Note, however, that the smaller the ratio Q/N, the closer the bootstrap‐Q gets to sampling Q observations without replacement, since the probability that an observation is sampled twice becomes increasingly smaller. Thus, asymptotically when Q/N → 0 as N → ∞, the differences between the bootstrap‐Q and resampled cross‐validation vanish. More generally, it is known that the bootstrap becomes consistent when resampling proceeds on subsets rather than on the original dataset, since it is asymptotically equivalent to sampling without replacement. The rate at which this asymptotic result is reached, however, varies depending on the statistic under consideration, so that general results are not available [Politis et al., 1999, p. 51]. This means that while two methods compared in Figure 3, bootstrap‐Q and resampled cross‐validation, are asymptotically equivalent, the simulations demonstrate that the rate of convergence to the limiting distribution of extrema of random fields is slower for the bootstrap than for cross‐validation. Because of asymptotic equivalence, at some point with increasing N the bootstrap technique too will deliver good results. The rationale for using cross‐validation or related sampling without replacement techniques is then that they are safe techniques, which in the present context succeed even if bootstrap techniques fail.

As is usually the case with the bootstrap, results do not easily generalize. While our target here was single image tests, our results invite to caution when estimating the empirical distribution of extrema of random fields, especially if the dataset is small. However, since not all conceivable bootstrap schemes were analyzed here, further research should address the effectiveness of alternative algorithms. In other situations, a larger set of alternative resampling schemes may be available, such as resampling from chunks of adjacent residuals [Efron and Tibshirani, 1993]. Even if successful, however, alternative resampling schemes may be complex and therefore impractical, especially if compared with permutation tests.
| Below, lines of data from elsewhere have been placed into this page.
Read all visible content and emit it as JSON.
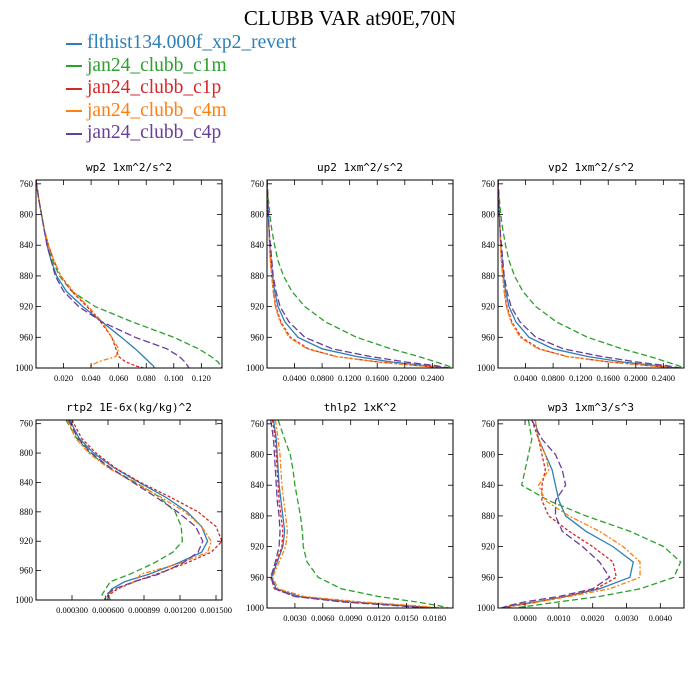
{
  "title": "CLUBB VAR at90E,70N",
  "legend": [
    {
      "label": "flthist134.000f_xp2_revert",
      "color": "#2c7fb8"
    },
    {
      "label": "jan24_clubb_c1m",
      "color": "#2ca02c"
    },
    {
      "label": "jan24_clubb_c1p",
      "color": "#d62728"
    },
    {
      "label": "jan24_clubb_c4m",
      "color": "#ff7f0e"
    },
    {
      "label": "jan24_clubb_c4p",
      "color": "#6a3d9a"
    }
  ],
  "chart_data": [
    {
      "type": "line",
      "title": "wp2  1xm^2/s^2",
      "xlim": [
        0.0,
        0.135
      ],
      "xticks": [
        0.02,
        0.04,
        0.06,
        0.08,
        0.1,
        0.12
      ],
      "xtick_labels": [
        "0.020",
        "0.040",
        "0.060",
        "0.080",
        "0.100",
        "0.120"
      ],
      "ylim": [
        1000,
        755
      ],
      "yticks": [
        760,
        800,
        840,
        880,
        920,
        960,
        1000
      ],
      "y": [
        755,
        780,
        800,
        820,
        840,
        860,
        880,
        900,
        920,
        940,
        960,
        975,
        985,
        992,
        997,
        1000
      ],
      "series": [
        {
          "values": [
            0.0,
            0.002,
            0.004,
            0.006,
            0.008,
            0.011,
            0.015,
            0.022,
            0.034,
            0.048,
            0.062,
            0.072,
            0.078,
            0.082,
            0.085,
            0.086
          ]
        },
        {
          "values": [
            0.0,
            0.002,
            0.004,
            0.006,
            0.009,
            0.012,
            0.017,
            0.026,
            0.043,
            0.07,
            0.1,
            0.118,
            0.127,
            0.132,
            0.134,
            0.135
          ]
        },
        {
          "values": [
            0.0,
            0.002,
            0.004,
            0.006,
            0.009,
            0.013,
            0.018,
            0.026,
            0.037,
            0.047,
            0.055,
            0.058,
            0.06,
            0.065,
            0.072,
            0.078
          ]
        },
        {
          "values": [
            0.0,
            0.002,
            0.004,
            0.006,
            0.009,
            0.013,
            0.018,
            0.027,
            0.038,
            0.048,
            0.055,
            0.06,
            0.058,
            0.045,
            0.04,
            0.038
          ]
        },
        {
          "values": [
            0.0,
            0.002,
            0.004,
            0.006,
            0.008,
            0.011,
            0.014,
            0.02,
            0.031,
            0.048,
            0.072,
            0.095,
            0.104,
            0.108,
            0.11,
            0.111
          ]
        }
      ]
    },
    {
      "type": "line",
      "title": "up2  1xm^2/s^2",
      "xlim": [
        0.0,
        0.27
      ],
      "xticks": [
        0.04,
        0.08,
        0.12,
        0.16,
        0.2,
        0.24
      ],
      "xtick_labels": [
        "0.0400",
        "0.0800",
        "0.1200",
        "0.1600",
        "0.2000",
        "0.2400"
      ],
      "ylim": [
        1000,
        755
      ],
      "yticks": [
        760,
        800,
        840,
        880,
        920,
        960,
        1000
      ],
      "y": [
        755,
        780,
        800,
        820,
        840,
        860,
        880,
        900,
        920,
        940,
        960,
        975,
        985,
        992,
        997,
        1000
      ],
      "series": [
        {
          "values": [
            0.0,
            0.001,
            0.002,
            0.003,
            0.004,
            0.006,
            0.008,
            0.011,
            0.016,
            0.026,
            0.045,
            0.08,
            0.13,
            0.18,
            0.23,
            0.26
          ]
        },
        {
          "values": [
            0.0,
            0.002,
            0.004,
            0.007,
            0.011,
            0.016,
            0.024,
            0.036,
            0.055,
            0.085,
            0.13,
            0.18,
            0.22,
            0.245,
            0.262,
            0.27
          ]
        },
        {
          "values": [
            0.0,
            0.001,
            0.002,
            0.003,
            0.004,
            0.005,
            0.007,
            0.009,
            0.013,
            0.02,
            0.034,
            0.06,
            0.1,
            0.16,
            0.22,
            0.26
          ]
        },
        {
          "values": [
            0.0,
            0.001,
            0.002,
            0.003,
            0.004,
            0.005,
            0.007,
            0.009,
            0.012,
            0.019,
            0.032,
            0.058,
            0.1,
            0.16,
            0.22,
            0.26
          ]
        },
        {
          "values": [
            0.0,
            0.001,
            0.002,
            0.003,
            0.005,
            0.007,
            0.009,
            0.013,
            0.019,
            0.032,
            0.055,
            0.095,
            0.15,
            0.2,
            0.245,
            0.265
          ]
        }
      ]
    },
    {
      "type": "line",
      "title": "vp2  1xm^2/s^2",
      "xlim": [
        0.0,
        0.27
      ],
      "xticks": [
        0.04,
        0.08,
        0.12,
        0.16,
        0.2,
        0.24
      ],
      "xtick_labels": [
        "0.0400",
        "0.0800",
        "0.1200",
        "0.1600",
        "0.2000",
        "0.2400"
      ],
      "ylim": [
        1000,
        755
      ],
      "yticks": [
        760,
        800,
        840,
        880,
        920,
        960,
        1000
      ],
      "y": [
        755,
        780,
        800,
        820,
        840,
        860,
        880,
        900,
        920,
        940,
        960,
        975,
        985,
        992,
        997,
        1000
      ],
      "series": [
        {
          "values": [
            0.0,
            0.001,
            0.002,
            0.003,
            0.004,
            0.006,
            0.008,
            0.011,
            0.016,
            0.026,
            0.045,
            0.08,
            0.13,
            0.18,
            0.23,
            0.26
          ]
        },
        {
          "values": [
            0.0,
            0.002,
            0.004,
            0.007,
            0.011,
            0.016,
            0.024,
            0.036,
            0.055,
            0.085,
            0.13,
            0.18,
            0.22,
            0.245,
            0.262,
            0.27
          ]
        },
        {
          "values": [
            0.0,
            0.001,
            0.002,
            0.003,
            0.004,
            0.005,
            0.007,
            0.009,
            0.013,
            0.02,
            0.034,
            0.06,
            0.1,
            0.16,
            0.22,
            0.26
          ]
        },
        {
          "values": [
            0.0,
            0.001,
            0.002,
            0.003,
            0.004,
            0.005,
            0.007,
            0.009,
            0.012,
            0.019,
            0.032,
            0.058,
            0.1,
            0.16,
            0.22,
            0.26
          ]
        },
        {
          "values": [
            0.0,
            0.001,
            0.002,
            0.003,
            0.005,
            0.007,
            0.009,
            0.013,
            0.019,
            0.032,
            0.055,
            0.095,
            0.15,
            0.2,
            0.245,
            0.265
          ]
        }
      ]
    },
    {
      "type": "line",
      "title": "rtp2  1E-6x(kg/kg)^2",
      "xlim": [
        0.0,
        0.00155
      ],
      "xticks": [
        0.0003,
        0.0006,
        0.0009,
        0.0012,
        0.0015
      ],
      "xtick_labels": [
        "0.000300",
        "0.000600",
        "0.000899",
        "0.001200",
        "0.001500"
      ],
      "ylim": [
        1000,
        755
      ],
      "yticks": [
        760,
        800,
        840,
        880,
        920,
        960,
        1000
      ],
      "y": [
        755,
        780,
        800,
        820,
        840,
        860,
        880,
        900,
        920,
        935,
        950,
        965,
        975,
        985,
        993,
        1000
      ],
      "series": [
        {
          "values": [
            0.00028,
            0.00036,
            0.00048,
            0.00065,
            0.00086,
            0.00108,
            0.00126,
            0.00138,
            0.00143,
            0.00138,
            0.00118,
            0.00094,
            0.00074,
            0.00063,
            0.0006,
            0.00062
          ]
        },
        {
          "values": [
            0.00025,
            0.00034,
            0.00045,
            0.00061,
            0.00083,
            0.00103,
            0.00116,
            0.00121,
            0.00122,
            0.00114,
            0.00098,
            0.00078,
            0.00062,
            0.00058,
            0.00055,
            0.00058
          ]
        },
        {
          "values": [
            0.0003,
            0.00038,
            0.0005,
            0.00066,
            0.00087,
            0.00112,
            0.00135,
            0.0015,
            0.00155,
            0.00146,
            0.00125,
            0.001,
            0.00082,
            0.00068,
            0.00061,
            0.0006
          ]
        },
        {
          "values": [
            0.00026,
            0.00033,
            0.00044,
            0.0006,
            0.00082,
            0.00104,
            0.00124,
            0.00138,
            0.00146,
            0.00143,
            0.0012,
            0.00087,
            0.00083,
            0.00066,
            0.0006,
            0.00059
          ]
        },
        {
          "values": [
            0.00027,
            0.00035,
            0.00046,
            0.00062,
            0.00081,
            0.001,
            0.00118,
            0.00133,
            0.00139,
            0.00135,
            0.00122,
            0.00102,
            0.00082,
            0.00065,
            0.00058,
            0.00058
          ]
        }
      ]
    },
    {
      "type": "line",
      "title": "thlp2  1xK^2",
      "xlim": [
        0.0,
        0.02
      ],
      "xticks": [
        0.003,
        0.006,
        0.009,
        0.012,
        0.015,
        0.018
      ],
      "xtick_labels": [
        "0.0030",
        "0.0060",
        "0.0090",
        "0.0120",
        "0.0150",
        "0.0180"
      ],
      "ylim": [
        1000,
        755
      ],
      "yticks": [
        760,
        800,
        840,
        880,
        920,
        960,
        1000
      ],
      "y": [
        755,
        780,
        800,
        820,
        840,
        860,
        880,
        900,
        920,
        940,
        960,
        975,
        985,
        992,
        997,
        1000
      ],
      "series": [
        {
          "values": [
            0.0007,
            0.001,
            0.0011,
            0.0012,
            0.0013,
            0.0015,
            0.0017,
            0.0019,
            0.0017,
            0.0011,
            0.0005,
            0.001,
            0.0035,
            0.009,
            0.015,
            0.018
          ]
        },
        {
          "values": [
            0.0012,
            0.0019,
            0.0025,
            0.0028,
            0.003,
            0.0033,
            0.0036,
            0.0038,
            0.0039,
            0.0043,
            0.0055,
            0.008,
            0.012,
            0.016,
            0.0185,
            0.0195
          ]
        },
        {
          "values": [
            0.0006,
            0.0009,
            0.001,
            0.0011,
            0.0012,
            0.0013,
            0.0015,
            0.0017,
            0.0016,
            0.001,
            0.0004,
            0.0008,
            0.003,
            0.0085,
            0.0145,
            0.0185
          ]
        },
        {
          "values": [
            0.0009,
            0.0012,
            0.0014,
            0.0015,
            0.0016,
            0.0018,
            0.002,
            0.0022,
            0.002,
            0.0013,
            0.0006,
            0.0012,
            0.004,
            0.01,
            0.016,
            0.0188
          ]
        },
        {
          "values": [
            0.0004,
            0.0007,
            0.0008,
            0.0009,
            0.001,
            0.0011,
            0.0013,
            0.0014,
            0.0013,
            0.0009,
            0.0004,
            0.0009,
            0.003,
            0.008,
            0.014,
            0.017
          ]
        }
      ]
    },
    {
      "type": "line",
      "title": "wp3  1xm^3/s^3",
      "xlim": [
        -0.0008,
        0.0047
      ],
      "xticks": [
        0.0,
        0.001,
        0.002,
        0.003,
        0.004
      ],
      "xtick_labels": [
        "0.0000",
        "0.0010",
        "0.0020",
        "0.0030",
        "0.0040"
      ],
      "ylim": [
        1000,
        755
      ],
      "yticks": [
        760,
        800,
        840,
        880,
        920,
        960,
        1000
      ],
      "y": [
        755,
        780,
        800,
        820,
        840,
        860,
        880,
        900,
        920,
        940,
        960,
        975,
        985,
        992,
        997,
        1000
      ],
      "series": [
        {
          "values": [
            0.0003,
            0.0004,
            0.0006,
            0.0008,
            0.0009,
            0.001,
            0.0012,
            0.0018,
            0.0026,
            0.0032,
            0.0031,
            0.0022,
            0.0012,
            0.0003,
            -0.0004,
            -0.0007
          ]
        },
        {
          "values": [
            0.0001,
            0.0002,
            0.0001,
            0.0,
            -0.0001,
            0.0007,
            0.0018,
            0.0031,
            0.0041,
            0.0046,
            0.0044,
            0.0034,
            0.0022,
            0.001,
            0.0002,
            -0.0003
          ]
        },
        {
          "values": [
            0.0002,
            0.0004,
            0.0005,
            0.0006,
            0.0005,
            0.0005,
            0.0007,
            0.0013,
            0.002,
            0.0026,
            0.0027,
            0.0021,
            0.0012,
            0.0004,
            -0.0003,
            -0.0006
          ]
        },
        {
          "values": [
            0.0003,
            0.0004,
            0.0006,
            0.0007,
            0.0004,
            0.0006,
            0.0013,
            0.0022,
            0.0029,
            0.0034,
            0.0034,
            0.0025,
            0.0013,
            0.0004,
            -0.0003,
            -0.0006
          ]
        },
        {
          "values": [
            0.0002,
            0.0005,
            0.0009,
            0.0011,
            0.0012,
            0.0009,
            0.0009,
            0.0011,
            0.0017,
            0.0022,
            0.0025,
            0.002,
            0.001,
            0.0,
            -0.0005,
            -0.0007
          ]
        }
      ]
    }
  ]
}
The semiparametric approach presented here is justified by the small size of the reference sample, but can reasonably be expected to be more efficient if the reference sample is close to the distributional assumptions of the random field, i.e., if the random field model is approximately valid. In this case, estimation of the empirical null by resampling leads to gains in power, especially if the estimate of the variance is pooled across neighbouring voxels. Of course, if the reference sample is far from being normally distributed and is large, then one may and should abandon the random field model and resort to the appropriate quantiles of the empirical distribution of the extrema obtained by sampling without replacement, or to a nonparametric estimate of ϑ(α) viewed as a function of α in a reasonable domain interval.